He did that to me when I was 19. He told me to homeschool my future children.
OK-wait. Please don't leave because you think that's what this post is about. It is, but it isn't. And please don't leave because you think I'm crazy. God does speak to our hearts.
When He told me to homeschool I was thrilled. I've always loved babies and children and the thought of being able to teach my own? At home? I was so excited I could hardly wait.
Finally the day came and my oldest son was ready for kindergarten. No longer was I purely excited, I was "just a tad" nervous. The reality of what I was about to do hit me and I realized I could completely mess up this boy's entire life. So, we decided to take it one year at a time. Kindergarten. I could handle that. A B C's and 1 2 3's. No problem. I knew those by heart.
Then first grade. Well, I know how to read and I can add 2 +2, so off we went and again, no problem. We managed to make it through the first several years taking it one year at a time. I had no idea I was in it for the long haul and in my mind I could always back out if it got too hard.
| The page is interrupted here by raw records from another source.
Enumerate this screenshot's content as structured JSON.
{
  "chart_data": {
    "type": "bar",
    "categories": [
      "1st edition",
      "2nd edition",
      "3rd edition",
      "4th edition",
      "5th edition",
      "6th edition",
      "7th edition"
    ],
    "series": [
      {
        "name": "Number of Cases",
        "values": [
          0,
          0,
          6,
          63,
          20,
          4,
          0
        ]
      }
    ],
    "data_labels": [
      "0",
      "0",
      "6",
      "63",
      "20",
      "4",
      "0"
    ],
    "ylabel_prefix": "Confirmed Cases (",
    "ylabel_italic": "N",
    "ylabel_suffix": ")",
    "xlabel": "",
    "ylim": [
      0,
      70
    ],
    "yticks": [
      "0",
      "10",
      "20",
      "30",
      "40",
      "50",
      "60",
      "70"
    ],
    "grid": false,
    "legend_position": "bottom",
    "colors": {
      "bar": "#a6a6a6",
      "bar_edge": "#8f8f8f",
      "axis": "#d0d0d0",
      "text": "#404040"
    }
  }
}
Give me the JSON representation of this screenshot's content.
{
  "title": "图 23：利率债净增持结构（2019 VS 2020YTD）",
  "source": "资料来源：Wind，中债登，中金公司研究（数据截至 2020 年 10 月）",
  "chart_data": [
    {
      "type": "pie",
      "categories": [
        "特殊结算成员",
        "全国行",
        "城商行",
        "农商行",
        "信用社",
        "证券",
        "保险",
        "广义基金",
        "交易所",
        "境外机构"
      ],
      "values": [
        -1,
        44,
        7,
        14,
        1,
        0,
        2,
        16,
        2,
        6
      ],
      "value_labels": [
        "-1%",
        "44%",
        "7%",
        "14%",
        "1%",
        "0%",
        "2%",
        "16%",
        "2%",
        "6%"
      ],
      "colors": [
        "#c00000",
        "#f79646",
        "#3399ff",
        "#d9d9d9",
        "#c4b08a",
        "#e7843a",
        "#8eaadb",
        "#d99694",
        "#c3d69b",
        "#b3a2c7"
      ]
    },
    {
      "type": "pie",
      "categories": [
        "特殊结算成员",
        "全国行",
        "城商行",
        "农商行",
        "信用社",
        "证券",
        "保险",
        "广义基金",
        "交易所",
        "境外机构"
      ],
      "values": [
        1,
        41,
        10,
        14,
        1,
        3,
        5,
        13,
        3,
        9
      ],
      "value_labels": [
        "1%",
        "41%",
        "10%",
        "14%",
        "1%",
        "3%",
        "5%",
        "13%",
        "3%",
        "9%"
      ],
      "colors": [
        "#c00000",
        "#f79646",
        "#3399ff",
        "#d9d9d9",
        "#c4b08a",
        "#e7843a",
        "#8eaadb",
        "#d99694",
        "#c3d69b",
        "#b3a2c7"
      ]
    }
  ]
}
Well, when that boy hit 8th or 9th grade it not only got too hard for me to teach him, it was impossible. I could not do it. Literally. For reasons that don't need exploring at this juncture, (one of my favorite quotes, btw :-) ) I think I only have about a 7th grade education. Don't splutter at me. I'm dead serious. There is no way I could pass a college entrance exam. I've never learned algebra, never learned chemistry, I couldn't diagram a sentence if you put a gun to my head, and here's the really embarrassing one, I actually flunked high school biology.
So, when our son hit high school and God was still whispering to my heart, homeschool this boy...keep going....obey me....I almost lost it. I was no longer just a tad nervous. I was terrified. I had visions of my son standing on a street corner holding a sign that said, "Please feed me. My mom homeschooled me."
In a nutshell, our sons ended up teaching themselves throughout high school. I handed them the books and said, "learn all this." My heart was overwhelmed-I felt so guilty. It was one of the hardest things I've ever had to do....but, I knew that I knew that I knew this was what God wanted.
As our sons struggled along, I did what I could. I encouraged them. I prayed for them. I baked cookies for them. I prayed for them. I told them they could do it. I prayed for them. I reminded God over and over again that this was His problem. They were His problem. I dumped our sons in His lap and stepped back, asking Him to see them through.
In all honesty, I was not the Queen of Faith. I cried. I acquired many grey hairs. But, in the end? In the end we all learned that God is faithful to finish what He starts in us. He is faithful to see us through something He tells us to do because, after all, He wants it done.
Our sons not only learned the curriculum. They learned how to study. They learned how to research. They learned how to persevere when something is overwhelming.
Our oldest son said this experience prepared him for college in a way nothing else could. College professors don't hold hands with their students all the way through. They hand them the curriculum and say, "learn all this." It's up to the students to study; to research; to persevere.
To make a long story short, we did it. Actually God did it, and that's what this post is about. God's faithfulness. His doing what He told us to do when He knew it was something we could only do if He did it.